Dla trzech osób znajdzie się miejsce w zespole szkół specjalnych przy Kruszwickiej, trzy osoby zatrudni Miejskie Przedszkole nr 10. Nauczycielka matematyki znajdzie pracę w Zespole Szkół Rzemiosł Artystycznych, nauczycieli zatrudni też Gimnazjum nr 1.
Jest jeszcze sprawa pracowników pozapedagogicznych. Z informacji Zofii Czernow wynika, że wszyscy poza jednym są w wieku emerytalnym. - Ten jeden był zatrudniony na pół etatu i już znaleźliśmy dla niego pracę – mówiła.
Co prawda likwidacji szkoły próbowali zapobiec radni Prawa i Sprawiedliwości, ale bezskutecznie. W głosowaniu 15 radnych było za i 6 przeciw.
- To smutny dzień, aczkolwiek nie przewidywałam innego wyniku głosowania – powiedziała Marzena Machałek, poseł PiS, członek komisji samorządu terytorialnego oraz członek komisji edukacji, wiceprzewodnicząca podkomisji do spraw jakości kształcenia. Była na wczorajszej sesji.
- Ta decyzja jest efektem tego, co się wydarzyło w uzdrowisku, czyli likwidacji lecznictwa uzdrowiskowego dla dzieci. Ta działalność była ważna dla dzieci z całej Polski - dodała.

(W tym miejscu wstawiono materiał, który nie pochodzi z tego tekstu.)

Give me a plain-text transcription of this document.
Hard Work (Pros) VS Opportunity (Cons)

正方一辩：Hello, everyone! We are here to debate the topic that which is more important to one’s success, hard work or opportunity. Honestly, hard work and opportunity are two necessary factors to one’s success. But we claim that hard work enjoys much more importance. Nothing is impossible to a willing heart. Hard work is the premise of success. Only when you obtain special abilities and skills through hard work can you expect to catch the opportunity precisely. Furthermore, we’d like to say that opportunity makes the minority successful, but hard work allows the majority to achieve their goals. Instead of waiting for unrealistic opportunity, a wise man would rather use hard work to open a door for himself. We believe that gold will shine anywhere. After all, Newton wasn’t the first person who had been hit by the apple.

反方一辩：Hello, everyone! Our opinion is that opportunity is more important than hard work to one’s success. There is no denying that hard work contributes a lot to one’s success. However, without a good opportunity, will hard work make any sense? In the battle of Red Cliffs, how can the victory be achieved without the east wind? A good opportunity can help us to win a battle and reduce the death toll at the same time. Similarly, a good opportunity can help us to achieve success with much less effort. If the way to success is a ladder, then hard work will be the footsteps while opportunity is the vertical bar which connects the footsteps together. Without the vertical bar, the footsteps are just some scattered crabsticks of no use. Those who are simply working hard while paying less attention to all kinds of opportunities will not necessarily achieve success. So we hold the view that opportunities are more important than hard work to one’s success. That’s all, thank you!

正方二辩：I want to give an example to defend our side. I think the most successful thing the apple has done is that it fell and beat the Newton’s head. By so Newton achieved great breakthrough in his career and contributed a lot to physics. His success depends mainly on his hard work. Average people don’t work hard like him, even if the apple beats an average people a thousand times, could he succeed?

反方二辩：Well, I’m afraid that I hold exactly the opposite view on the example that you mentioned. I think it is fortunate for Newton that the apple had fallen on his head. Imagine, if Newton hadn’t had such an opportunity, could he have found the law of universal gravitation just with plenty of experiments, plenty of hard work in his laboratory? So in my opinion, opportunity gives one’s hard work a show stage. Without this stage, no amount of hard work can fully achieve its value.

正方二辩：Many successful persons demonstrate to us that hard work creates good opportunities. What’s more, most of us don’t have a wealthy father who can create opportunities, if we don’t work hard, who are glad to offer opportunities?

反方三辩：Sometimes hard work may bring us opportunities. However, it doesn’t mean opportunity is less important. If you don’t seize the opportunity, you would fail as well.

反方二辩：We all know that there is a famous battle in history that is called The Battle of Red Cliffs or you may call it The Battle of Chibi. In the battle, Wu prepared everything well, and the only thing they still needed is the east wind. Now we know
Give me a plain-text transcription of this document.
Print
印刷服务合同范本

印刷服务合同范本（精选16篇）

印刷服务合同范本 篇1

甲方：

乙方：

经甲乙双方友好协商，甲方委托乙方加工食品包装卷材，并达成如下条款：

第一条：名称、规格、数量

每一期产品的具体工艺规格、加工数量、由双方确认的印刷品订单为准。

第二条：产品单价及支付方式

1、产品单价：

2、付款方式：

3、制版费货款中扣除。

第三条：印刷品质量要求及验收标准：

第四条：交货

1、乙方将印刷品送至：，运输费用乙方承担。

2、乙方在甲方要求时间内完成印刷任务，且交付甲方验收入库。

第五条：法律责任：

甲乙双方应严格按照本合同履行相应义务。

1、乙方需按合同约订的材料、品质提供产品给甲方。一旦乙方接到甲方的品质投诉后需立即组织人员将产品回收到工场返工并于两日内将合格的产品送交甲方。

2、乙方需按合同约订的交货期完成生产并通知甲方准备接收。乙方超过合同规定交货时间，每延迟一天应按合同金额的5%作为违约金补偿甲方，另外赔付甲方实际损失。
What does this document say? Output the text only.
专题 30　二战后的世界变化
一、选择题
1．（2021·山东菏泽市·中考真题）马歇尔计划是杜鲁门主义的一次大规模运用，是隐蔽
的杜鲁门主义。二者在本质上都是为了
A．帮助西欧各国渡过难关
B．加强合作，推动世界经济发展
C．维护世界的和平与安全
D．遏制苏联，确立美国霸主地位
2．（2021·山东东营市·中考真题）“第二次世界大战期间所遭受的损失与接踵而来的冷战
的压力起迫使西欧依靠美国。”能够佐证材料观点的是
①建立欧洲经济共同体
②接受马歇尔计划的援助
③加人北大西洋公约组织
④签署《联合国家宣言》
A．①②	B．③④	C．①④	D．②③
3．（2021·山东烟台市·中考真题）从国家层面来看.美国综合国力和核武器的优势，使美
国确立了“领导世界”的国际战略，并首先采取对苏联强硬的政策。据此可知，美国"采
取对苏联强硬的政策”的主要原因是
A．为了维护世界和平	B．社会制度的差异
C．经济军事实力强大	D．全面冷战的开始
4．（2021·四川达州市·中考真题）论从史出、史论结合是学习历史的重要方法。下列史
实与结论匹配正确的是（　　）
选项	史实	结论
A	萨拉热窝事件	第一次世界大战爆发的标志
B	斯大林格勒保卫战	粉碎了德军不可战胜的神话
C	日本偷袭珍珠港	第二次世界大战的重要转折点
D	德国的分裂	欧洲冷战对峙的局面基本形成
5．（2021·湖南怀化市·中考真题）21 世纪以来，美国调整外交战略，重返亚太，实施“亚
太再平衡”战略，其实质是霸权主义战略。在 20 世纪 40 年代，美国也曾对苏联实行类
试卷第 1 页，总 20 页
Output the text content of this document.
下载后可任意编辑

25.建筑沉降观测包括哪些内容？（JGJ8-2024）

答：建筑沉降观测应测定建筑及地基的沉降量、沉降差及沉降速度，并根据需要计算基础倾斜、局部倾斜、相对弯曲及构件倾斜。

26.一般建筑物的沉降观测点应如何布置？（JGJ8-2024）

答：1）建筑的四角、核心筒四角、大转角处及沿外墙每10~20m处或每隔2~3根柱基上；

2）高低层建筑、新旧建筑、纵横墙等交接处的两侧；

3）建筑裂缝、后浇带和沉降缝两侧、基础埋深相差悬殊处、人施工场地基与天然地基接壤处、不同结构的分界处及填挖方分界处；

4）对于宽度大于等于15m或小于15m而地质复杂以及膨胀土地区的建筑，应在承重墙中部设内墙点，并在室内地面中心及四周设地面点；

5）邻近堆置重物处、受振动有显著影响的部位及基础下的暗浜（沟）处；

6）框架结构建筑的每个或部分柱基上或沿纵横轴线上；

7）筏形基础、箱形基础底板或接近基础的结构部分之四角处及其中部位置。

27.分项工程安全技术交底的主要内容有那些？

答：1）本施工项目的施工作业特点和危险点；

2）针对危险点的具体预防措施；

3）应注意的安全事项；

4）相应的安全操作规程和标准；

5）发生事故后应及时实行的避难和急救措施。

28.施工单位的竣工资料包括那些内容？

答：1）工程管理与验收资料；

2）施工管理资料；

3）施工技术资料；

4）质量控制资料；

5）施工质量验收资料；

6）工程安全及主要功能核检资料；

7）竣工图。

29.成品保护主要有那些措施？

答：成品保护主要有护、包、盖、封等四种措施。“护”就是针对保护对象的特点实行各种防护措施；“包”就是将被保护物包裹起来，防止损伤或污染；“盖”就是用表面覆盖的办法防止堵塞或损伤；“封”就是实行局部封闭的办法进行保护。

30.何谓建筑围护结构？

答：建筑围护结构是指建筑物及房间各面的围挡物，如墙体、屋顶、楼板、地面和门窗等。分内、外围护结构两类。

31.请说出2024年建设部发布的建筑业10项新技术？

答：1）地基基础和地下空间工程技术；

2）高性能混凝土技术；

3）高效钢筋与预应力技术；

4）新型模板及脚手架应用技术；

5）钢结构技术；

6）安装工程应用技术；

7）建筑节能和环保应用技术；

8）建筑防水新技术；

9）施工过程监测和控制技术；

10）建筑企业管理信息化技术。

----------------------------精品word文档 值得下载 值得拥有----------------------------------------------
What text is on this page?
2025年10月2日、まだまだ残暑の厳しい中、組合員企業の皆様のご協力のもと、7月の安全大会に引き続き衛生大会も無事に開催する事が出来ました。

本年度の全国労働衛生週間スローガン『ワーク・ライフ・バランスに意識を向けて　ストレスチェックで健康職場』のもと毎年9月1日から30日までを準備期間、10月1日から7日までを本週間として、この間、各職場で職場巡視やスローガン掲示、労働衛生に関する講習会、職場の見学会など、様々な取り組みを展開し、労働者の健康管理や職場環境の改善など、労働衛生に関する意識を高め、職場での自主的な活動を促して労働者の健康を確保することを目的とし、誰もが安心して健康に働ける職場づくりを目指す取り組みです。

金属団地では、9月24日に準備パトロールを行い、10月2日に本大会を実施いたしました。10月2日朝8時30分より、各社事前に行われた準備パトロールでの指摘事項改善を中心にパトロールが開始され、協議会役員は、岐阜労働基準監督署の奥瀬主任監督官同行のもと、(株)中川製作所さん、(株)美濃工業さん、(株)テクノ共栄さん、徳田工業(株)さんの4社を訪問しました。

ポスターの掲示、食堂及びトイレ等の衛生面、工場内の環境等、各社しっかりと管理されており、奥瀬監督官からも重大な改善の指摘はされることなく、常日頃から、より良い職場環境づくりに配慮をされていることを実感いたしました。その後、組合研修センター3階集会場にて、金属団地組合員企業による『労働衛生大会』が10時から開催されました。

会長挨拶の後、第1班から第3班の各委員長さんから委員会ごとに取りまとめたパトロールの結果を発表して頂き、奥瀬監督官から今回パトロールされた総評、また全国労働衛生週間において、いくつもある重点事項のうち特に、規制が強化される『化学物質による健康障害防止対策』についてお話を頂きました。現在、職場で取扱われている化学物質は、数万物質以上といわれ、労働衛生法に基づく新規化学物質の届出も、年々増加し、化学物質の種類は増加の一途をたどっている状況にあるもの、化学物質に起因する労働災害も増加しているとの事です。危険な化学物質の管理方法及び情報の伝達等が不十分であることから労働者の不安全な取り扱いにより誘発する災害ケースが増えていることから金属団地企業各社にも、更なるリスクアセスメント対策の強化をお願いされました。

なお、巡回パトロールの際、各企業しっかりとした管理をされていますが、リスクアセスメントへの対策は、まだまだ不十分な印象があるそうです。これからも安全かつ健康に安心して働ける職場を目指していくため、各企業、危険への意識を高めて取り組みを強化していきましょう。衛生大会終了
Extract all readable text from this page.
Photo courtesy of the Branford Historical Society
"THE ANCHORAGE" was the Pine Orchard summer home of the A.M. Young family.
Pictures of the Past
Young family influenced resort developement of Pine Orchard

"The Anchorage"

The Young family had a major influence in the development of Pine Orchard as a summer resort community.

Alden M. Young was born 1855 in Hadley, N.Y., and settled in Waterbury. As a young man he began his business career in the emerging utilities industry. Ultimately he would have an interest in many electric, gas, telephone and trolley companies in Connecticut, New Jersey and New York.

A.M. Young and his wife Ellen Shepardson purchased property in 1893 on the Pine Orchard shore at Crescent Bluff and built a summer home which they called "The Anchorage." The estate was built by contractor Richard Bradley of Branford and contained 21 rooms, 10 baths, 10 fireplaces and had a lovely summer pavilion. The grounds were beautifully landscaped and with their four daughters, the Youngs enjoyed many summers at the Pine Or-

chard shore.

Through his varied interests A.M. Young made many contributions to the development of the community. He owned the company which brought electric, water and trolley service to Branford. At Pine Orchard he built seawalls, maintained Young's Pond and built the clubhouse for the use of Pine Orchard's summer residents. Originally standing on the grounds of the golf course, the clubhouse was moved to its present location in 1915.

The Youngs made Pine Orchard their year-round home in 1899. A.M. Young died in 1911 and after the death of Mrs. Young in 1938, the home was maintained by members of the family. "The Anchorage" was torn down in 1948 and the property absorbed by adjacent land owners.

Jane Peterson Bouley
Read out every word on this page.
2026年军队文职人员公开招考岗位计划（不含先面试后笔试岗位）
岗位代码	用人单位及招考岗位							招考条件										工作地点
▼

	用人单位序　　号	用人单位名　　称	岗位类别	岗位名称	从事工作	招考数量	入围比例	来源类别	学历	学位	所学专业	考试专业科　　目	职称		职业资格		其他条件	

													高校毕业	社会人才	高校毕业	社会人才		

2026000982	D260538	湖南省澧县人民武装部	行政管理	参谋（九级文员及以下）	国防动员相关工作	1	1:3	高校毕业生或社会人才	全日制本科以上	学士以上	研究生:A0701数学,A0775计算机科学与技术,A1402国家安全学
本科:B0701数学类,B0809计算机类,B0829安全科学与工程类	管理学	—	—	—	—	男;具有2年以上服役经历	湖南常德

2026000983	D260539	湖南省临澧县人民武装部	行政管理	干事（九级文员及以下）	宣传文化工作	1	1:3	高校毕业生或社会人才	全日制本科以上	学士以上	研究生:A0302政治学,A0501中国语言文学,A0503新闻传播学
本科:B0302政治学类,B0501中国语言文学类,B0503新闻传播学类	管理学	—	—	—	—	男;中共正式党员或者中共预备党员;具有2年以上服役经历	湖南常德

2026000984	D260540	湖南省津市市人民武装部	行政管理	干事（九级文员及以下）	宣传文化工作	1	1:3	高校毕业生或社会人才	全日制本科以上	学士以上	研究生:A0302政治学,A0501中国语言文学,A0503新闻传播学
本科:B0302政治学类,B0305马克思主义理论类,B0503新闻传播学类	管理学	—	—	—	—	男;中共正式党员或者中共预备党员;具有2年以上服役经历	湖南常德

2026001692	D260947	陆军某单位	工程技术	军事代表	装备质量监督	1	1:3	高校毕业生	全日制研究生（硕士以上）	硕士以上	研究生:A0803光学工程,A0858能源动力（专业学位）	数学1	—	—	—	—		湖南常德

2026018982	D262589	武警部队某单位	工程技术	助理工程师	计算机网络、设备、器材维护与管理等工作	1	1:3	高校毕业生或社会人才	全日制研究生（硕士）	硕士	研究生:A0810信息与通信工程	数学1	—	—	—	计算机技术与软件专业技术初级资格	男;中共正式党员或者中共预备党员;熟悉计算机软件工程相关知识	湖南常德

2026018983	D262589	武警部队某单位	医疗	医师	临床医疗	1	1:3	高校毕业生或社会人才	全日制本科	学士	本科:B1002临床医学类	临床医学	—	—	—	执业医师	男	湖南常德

Jak mówi, prywatyzacja uzdrowisk jest czymś bliskim do prywatyzacji służby zdrowia. - Ona wymusza działania, które przynoszą zysk, a to powoduje likwidację tych segmentów działalności, które zysków nie przynoszą – wyjaśnia. - Likwidacja lecznictwa uzdrowiskowego dla dzieci przyniesie oszczędności, ale miasto na tym nie zyska. Wyobraźmy sobie, że taka sytuacja będzie w całym kraju. Nasze dzieci nie będą mogły z takiej oferty skorzystać. Jeżeli skomercjalizujemy jeszcze służbę zdrowia to trudne, czasochłonne i kosztowne leczenie będzie w szpitalach likwidowane, bo zwyczajnie się nie opłaca.
Komentarze (1)
uchwała RM podjęta trochę za późno.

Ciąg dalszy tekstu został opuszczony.